Market Sell-Off Is Because Of The Fed’s ‘Wimpy Philosophy,’ Says Former Dallas Fed Chief Richard Fisher
Forget about China. Forget about the downturn in major emerging economies as demand for their raw materials plummets. If you want to know what’s happening in the U.S. stock markets right now, consider Wimpy.
According to a column Wednesday by Richard Fisher, the former president of the Federal Reserve Bank of Dallas, the U.S. monetary policy known as quantitative easing caused U.S. markets and investors to behave like the rotund, bowler-hatted miserly glutton from the old “Popeye" comic strip and cartoons.
Wimpy, as any "Popeye" fan knows, asks for a hamburger today on the promise of payment on Tuesday. And now that bill has come due, proverbially speaking, says Fisher. So prepare for a correction, he says. The S&P has lost over 2 percent since Monday and dropped below 2,000 on Wednesday.
Fisher said in a column published Wednesday by CNBC that the Federal Reserve’s policy of purchasing mortgage-backed securities and Treasury bonds to jump-start the economy in the wake of the Great Recession has front-loaded stock performance. Greater access to cheap money has been a driving factor in the growth of equities in recent years.
“I believe we engineered a version of the ‘Wimpy philosophy,’ ” Fisher said. “We gave stock-market investors two hamburgers today in exchange for one or none tomorrow. We pulled forward the price-reaction function of markets.”

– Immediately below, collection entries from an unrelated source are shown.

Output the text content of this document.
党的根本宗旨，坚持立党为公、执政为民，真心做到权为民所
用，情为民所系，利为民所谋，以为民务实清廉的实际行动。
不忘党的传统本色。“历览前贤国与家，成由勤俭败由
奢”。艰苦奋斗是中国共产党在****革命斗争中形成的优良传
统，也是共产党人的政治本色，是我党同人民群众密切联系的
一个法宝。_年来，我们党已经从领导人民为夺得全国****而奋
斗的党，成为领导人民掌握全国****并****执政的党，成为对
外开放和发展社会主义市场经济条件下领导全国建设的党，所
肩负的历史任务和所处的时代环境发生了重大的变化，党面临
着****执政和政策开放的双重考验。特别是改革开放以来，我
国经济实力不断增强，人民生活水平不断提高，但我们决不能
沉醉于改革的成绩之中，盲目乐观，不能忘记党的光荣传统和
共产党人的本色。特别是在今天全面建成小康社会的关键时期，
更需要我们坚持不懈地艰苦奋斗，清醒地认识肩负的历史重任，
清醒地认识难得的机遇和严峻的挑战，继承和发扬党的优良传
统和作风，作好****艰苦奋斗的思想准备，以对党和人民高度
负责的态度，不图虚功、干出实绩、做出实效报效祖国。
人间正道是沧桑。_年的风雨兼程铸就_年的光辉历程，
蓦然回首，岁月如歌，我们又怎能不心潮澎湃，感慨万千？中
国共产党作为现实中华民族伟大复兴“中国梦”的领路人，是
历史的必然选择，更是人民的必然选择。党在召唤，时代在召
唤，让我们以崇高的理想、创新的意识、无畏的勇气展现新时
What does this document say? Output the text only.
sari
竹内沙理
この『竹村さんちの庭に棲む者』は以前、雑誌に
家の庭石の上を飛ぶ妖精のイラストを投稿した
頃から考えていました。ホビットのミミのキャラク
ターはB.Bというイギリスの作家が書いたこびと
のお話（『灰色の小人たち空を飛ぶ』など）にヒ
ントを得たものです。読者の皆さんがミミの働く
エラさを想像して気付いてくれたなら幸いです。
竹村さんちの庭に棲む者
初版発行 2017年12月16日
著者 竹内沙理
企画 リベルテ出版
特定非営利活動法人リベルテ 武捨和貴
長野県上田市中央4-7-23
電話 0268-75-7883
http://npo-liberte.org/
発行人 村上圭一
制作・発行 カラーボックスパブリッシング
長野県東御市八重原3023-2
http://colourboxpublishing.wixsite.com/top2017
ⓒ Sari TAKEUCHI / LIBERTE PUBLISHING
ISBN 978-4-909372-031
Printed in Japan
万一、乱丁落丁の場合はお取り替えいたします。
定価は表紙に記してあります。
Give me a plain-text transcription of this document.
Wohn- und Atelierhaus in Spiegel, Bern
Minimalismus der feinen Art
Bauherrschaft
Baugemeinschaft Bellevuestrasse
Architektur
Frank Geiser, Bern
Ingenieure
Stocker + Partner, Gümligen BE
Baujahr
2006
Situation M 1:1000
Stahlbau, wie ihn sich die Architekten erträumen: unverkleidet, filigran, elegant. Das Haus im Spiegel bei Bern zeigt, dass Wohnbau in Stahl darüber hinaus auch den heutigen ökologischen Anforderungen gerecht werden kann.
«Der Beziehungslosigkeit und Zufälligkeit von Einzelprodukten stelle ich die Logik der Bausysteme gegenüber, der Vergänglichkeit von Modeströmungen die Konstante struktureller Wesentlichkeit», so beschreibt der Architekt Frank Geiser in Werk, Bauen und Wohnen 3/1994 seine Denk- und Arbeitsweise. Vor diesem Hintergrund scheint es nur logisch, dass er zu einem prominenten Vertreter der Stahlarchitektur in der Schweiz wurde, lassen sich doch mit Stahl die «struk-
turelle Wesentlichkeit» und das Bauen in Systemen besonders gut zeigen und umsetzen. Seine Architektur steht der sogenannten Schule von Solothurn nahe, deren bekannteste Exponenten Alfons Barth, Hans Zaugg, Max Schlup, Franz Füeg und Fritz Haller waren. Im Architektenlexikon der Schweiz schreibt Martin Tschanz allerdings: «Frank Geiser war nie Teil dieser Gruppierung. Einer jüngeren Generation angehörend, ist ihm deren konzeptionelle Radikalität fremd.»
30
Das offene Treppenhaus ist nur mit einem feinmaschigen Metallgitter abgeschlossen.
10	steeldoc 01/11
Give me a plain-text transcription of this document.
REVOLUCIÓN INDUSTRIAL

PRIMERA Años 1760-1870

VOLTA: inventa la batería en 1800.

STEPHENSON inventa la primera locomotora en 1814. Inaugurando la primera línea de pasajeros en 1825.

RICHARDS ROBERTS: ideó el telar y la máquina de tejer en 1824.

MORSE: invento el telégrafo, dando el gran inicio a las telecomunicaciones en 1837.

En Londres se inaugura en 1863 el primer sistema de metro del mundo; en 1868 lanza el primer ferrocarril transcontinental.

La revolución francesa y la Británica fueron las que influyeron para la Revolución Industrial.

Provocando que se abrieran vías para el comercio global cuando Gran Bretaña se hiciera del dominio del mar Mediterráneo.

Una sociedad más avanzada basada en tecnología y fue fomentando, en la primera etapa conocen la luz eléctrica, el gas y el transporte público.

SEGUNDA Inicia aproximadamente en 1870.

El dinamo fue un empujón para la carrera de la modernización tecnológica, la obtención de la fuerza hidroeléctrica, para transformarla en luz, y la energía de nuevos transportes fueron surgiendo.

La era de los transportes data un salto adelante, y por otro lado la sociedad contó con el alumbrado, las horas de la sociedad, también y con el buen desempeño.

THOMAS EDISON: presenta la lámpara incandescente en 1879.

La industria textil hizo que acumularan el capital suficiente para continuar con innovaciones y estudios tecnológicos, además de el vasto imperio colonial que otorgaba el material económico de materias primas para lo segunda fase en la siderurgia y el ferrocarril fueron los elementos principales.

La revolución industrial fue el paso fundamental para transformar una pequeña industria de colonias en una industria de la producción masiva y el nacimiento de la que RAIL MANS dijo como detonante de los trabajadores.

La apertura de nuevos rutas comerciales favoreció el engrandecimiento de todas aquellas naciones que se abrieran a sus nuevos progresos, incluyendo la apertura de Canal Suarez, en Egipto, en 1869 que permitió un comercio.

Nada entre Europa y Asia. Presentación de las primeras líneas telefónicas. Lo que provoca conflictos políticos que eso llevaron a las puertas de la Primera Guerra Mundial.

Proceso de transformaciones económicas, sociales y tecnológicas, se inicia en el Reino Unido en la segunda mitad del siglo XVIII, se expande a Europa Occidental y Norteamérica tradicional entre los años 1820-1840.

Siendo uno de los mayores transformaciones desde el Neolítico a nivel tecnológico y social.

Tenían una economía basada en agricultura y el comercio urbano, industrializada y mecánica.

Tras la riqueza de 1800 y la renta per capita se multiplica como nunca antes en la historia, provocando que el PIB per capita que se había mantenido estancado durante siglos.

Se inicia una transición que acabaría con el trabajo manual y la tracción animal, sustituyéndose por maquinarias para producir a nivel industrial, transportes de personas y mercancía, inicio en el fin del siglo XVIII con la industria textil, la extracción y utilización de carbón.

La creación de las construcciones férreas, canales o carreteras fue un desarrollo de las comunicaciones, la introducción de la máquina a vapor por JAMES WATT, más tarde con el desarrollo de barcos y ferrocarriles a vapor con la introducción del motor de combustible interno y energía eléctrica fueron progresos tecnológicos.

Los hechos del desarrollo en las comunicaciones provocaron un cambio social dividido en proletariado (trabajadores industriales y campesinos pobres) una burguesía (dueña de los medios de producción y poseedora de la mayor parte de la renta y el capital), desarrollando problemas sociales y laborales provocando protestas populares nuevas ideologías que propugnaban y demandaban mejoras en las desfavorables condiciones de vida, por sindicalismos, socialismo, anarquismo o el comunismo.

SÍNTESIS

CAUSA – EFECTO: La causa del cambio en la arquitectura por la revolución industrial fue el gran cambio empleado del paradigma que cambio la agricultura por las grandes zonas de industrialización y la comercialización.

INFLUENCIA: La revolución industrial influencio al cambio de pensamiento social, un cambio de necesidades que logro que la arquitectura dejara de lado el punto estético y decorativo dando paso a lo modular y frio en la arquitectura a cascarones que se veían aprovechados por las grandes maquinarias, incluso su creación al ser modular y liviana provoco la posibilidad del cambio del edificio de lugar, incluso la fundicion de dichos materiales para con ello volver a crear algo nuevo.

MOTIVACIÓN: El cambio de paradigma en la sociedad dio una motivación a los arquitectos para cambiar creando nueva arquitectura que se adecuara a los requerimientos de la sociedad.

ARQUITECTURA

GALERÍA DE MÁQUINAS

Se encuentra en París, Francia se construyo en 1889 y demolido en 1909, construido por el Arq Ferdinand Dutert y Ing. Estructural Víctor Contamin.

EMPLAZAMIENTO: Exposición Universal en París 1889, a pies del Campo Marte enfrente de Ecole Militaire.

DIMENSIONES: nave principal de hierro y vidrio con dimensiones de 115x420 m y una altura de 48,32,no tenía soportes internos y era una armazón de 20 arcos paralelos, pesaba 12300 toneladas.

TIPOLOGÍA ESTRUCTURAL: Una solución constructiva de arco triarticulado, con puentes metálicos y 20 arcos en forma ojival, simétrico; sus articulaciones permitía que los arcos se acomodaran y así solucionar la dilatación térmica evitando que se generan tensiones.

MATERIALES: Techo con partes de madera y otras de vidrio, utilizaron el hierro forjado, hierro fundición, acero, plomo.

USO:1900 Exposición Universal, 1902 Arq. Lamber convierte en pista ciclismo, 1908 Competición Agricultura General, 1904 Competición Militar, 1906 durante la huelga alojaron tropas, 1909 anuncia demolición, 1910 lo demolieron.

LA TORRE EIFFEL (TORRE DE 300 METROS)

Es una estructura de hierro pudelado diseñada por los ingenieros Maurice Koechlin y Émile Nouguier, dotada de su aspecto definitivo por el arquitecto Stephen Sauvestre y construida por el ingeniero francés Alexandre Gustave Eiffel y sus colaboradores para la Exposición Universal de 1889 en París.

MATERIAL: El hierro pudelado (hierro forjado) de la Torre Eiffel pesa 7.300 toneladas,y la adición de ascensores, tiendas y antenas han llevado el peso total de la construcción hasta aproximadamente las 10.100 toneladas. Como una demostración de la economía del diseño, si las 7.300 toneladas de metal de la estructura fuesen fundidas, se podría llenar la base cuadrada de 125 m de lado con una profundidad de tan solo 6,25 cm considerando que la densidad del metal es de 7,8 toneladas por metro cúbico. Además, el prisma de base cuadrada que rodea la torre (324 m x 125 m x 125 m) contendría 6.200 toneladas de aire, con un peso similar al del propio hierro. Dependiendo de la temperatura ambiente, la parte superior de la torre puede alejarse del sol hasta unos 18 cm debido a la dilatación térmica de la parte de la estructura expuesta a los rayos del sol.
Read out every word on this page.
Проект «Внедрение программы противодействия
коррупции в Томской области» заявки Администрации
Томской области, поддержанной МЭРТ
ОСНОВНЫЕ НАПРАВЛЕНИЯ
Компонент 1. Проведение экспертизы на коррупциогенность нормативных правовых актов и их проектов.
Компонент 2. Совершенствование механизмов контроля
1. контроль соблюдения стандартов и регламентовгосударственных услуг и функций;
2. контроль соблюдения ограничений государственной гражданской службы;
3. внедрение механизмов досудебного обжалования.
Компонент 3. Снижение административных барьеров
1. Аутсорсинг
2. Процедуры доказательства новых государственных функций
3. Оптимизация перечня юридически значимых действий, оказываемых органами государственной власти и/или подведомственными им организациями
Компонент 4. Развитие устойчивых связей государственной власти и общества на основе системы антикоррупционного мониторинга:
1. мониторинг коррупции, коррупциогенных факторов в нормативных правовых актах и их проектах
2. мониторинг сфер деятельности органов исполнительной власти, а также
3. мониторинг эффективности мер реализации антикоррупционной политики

Fisher pointed out a sobering reality about stocks right now. If you exclude dividends and four of the top-shelf tech stocks — Alphabet Inc. (NASDAQ:GOOGL), Facebook Inc. (NASDAQ:FB), Netflix Inc. (NASDAQ:NFLX) and Amazon.com Inc. (NASDAQ:AMZN) — the Nasdaq lost 0.3 percent of its value in 2015. Including dividends and these four stocks, the Nasdaq gained 135 percent.
Further, he said if you exclude dividends (the money companies pay shareholders quarterly for holding stock), the slight gain in the S&P and Dow Jones Industrial Average indexes are also wiped out.
Companies have been eking out gains over the past year by buying shares to raise their stock price and encourage investors to hold. But now as the Fed begins to wind down the era of near-zero-percent lending, companies will need to show returns on real growth.
“It would not be unreasonable to expect subdued returns this year given that stocks are still richly priced by historic standards,” Fisher said.
In other words, the hamburger bill is coming due.